Formidable headmistress (Mara Kimele) discovers someone has defecated in the school attic. Like Captain Queeg in “The Caine Mutiny,” she’s determined to get to the bottom of what she sees as a personal affront. Her solution: She supplies each child with a matchbox and demands they use the receptacles to provide samples of their feces for comparison.
While all this is going on, the school photographer (Juris Grave) arrives accompanied by a small menagerie of a beaver, python and monkey wearing a bright red dress. When the scaly one escapes somewhere on the premises, the fire brigade is called in.
These minimal bits of narrative are really no more than an excuse for Pakalnina and her gifted cinematographer, Gints Berzins, to design a series of intricately composed and framed images. The camera glides smoothly and gracefully through the school corridors, capturing comedy, drama and pathos.

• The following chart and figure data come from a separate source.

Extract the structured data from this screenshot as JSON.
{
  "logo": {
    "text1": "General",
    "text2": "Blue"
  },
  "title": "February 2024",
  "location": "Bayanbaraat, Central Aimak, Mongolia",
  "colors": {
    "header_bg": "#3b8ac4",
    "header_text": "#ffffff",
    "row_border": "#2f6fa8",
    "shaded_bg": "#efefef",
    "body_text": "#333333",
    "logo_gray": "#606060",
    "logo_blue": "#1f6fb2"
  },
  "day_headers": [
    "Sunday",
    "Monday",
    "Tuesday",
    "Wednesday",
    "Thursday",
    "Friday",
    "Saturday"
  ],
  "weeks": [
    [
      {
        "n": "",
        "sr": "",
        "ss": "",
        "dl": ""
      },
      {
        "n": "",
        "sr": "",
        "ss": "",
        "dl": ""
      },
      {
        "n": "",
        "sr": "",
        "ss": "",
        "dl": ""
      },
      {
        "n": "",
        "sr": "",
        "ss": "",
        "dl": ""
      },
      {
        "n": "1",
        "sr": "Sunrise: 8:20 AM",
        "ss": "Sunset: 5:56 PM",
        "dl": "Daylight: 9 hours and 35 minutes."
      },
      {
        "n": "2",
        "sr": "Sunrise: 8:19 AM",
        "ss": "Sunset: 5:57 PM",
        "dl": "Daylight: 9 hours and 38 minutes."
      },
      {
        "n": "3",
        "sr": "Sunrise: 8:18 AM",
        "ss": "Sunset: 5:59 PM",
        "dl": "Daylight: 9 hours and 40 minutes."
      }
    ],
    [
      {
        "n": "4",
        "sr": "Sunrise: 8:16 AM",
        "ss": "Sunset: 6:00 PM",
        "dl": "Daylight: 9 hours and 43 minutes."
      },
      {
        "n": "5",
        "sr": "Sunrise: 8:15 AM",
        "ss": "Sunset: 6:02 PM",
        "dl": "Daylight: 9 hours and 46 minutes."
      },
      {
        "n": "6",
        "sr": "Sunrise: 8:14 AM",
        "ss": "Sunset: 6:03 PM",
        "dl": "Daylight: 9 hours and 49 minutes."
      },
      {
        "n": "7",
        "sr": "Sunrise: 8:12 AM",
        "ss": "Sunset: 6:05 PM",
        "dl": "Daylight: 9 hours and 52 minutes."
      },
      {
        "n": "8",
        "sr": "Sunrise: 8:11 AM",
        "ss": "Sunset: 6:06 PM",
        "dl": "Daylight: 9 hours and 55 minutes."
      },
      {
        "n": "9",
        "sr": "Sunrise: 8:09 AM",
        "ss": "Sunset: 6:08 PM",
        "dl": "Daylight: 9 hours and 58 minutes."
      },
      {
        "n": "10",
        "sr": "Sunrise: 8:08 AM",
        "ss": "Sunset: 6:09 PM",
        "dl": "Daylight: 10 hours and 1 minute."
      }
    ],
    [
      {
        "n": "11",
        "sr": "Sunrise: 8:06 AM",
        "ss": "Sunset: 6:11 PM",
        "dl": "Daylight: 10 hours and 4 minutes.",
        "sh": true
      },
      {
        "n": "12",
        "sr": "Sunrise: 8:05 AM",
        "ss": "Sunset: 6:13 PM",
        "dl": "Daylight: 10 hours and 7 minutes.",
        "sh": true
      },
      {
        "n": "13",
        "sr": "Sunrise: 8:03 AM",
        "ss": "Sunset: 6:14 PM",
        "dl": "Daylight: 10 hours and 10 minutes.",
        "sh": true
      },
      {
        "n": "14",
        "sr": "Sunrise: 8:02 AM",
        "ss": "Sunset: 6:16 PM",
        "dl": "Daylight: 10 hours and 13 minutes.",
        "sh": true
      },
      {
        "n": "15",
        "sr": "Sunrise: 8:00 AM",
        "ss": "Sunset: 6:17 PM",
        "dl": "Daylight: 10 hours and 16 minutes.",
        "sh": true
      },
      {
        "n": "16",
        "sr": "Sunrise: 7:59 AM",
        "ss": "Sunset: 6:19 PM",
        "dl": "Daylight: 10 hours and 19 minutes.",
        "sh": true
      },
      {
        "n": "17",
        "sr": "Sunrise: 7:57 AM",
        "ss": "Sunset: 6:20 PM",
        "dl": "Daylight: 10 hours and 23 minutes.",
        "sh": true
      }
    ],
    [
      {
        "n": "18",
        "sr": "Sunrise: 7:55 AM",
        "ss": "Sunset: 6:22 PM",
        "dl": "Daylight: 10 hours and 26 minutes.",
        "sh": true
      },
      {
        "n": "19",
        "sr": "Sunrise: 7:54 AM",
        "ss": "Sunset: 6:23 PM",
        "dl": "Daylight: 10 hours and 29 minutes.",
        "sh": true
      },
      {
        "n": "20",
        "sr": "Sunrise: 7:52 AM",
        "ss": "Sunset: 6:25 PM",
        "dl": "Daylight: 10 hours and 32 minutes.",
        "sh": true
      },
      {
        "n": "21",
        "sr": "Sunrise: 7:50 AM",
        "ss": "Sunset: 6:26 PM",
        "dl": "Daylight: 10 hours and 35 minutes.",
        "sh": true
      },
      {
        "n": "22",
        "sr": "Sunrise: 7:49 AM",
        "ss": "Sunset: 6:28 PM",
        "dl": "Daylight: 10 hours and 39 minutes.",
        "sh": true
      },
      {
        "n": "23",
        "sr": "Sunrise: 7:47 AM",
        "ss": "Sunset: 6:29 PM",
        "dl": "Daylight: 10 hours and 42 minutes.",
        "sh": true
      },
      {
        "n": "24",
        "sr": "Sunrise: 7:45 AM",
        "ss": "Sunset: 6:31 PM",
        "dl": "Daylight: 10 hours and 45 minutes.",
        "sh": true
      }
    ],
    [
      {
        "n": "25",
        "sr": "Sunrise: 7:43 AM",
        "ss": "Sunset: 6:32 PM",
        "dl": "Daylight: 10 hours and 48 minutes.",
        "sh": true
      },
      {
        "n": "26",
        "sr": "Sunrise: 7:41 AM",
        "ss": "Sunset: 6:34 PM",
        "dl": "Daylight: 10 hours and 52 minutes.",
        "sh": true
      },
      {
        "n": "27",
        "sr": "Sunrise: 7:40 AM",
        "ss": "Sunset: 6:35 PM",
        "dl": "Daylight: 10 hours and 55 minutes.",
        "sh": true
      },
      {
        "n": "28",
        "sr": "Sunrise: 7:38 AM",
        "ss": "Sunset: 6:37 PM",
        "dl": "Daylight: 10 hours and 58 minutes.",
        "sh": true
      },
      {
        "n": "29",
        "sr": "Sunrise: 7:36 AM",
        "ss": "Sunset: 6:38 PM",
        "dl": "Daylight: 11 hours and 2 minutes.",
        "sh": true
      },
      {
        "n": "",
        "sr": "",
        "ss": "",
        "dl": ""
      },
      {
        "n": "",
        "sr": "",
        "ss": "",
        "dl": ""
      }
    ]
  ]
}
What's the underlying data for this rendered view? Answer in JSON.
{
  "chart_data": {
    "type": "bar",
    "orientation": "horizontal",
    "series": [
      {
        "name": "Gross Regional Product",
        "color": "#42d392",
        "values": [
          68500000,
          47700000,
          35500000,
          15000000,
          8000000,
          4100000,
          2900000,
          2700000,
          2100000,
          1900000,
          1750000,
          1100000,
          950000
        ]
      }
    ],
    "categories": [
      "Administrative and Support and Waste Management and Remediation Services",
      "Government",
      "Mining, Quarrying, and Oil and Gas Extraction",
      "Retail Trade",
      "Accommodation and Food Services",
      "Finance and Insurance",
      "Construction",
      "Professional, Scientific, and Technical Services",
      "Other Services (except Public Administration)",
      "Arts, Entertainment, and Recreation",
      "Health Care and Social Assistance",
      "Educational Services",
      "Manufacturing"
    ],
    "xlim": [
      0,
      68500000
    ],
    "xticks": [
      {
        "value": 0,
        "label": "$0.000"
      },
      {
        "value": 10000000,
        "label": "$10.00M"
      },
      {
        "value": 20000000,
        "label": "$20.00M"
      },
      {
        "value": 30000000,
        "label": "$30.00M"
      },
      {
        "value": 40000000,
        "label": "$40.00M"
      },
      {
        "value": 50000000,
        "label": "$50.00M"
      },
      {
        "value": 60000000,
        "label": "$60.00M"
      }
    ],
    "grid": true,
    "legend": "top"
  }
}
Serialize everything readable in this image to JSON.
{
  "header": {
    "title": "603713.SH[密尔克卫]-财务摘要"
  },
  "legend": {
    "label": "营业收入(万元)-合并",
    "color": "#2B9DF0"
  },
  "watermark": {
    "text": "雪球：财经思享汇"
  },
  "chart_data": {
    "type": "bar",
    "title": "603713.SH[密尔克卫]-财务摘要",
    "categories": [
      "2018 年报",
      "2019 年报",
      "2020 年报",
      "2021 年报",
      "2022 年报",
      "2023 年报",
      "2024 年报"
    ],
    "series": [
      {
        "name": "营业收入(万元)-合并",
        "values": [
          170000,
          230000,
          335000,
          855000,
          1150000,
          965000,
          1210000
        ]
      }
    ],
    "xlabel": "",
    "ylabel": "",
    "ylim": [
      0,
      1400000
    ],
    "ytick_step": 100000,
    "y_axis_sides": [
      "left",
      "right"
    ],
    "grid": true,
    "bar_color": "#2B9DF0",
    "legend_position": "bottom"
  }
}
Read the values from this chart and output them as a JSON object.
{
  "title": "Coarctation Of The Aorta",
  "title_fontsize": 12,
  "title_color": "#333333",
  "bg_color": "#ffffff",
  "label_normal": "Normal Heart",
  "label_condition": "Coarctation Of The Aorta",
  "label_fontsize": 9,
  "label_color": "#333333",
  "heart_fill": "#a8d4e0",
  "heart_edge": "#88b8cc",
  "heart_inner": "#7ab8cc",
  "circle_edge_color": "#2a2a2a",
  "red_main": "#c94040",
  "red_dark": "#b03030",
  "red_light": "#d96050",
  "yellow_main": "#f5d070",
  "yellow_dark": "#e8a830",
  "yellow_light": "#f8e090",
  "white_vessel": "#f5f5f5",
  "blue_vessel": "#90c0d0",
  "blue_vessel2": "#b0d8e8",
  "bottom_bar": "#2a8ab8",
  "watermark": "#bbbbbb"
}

The film could be seen as a parable of a totalitarian society, and doubtless much could be read into it. However, it’s probably best enjoyed as a serene, witty examination of the human condition.
Though unquestionably not a film for everyone, and virtually unclassifiable (it’s not really a comedy, despite some very amusing moments, and it hardly has the substance for a drama), “The Python” is an utterly disarming experience.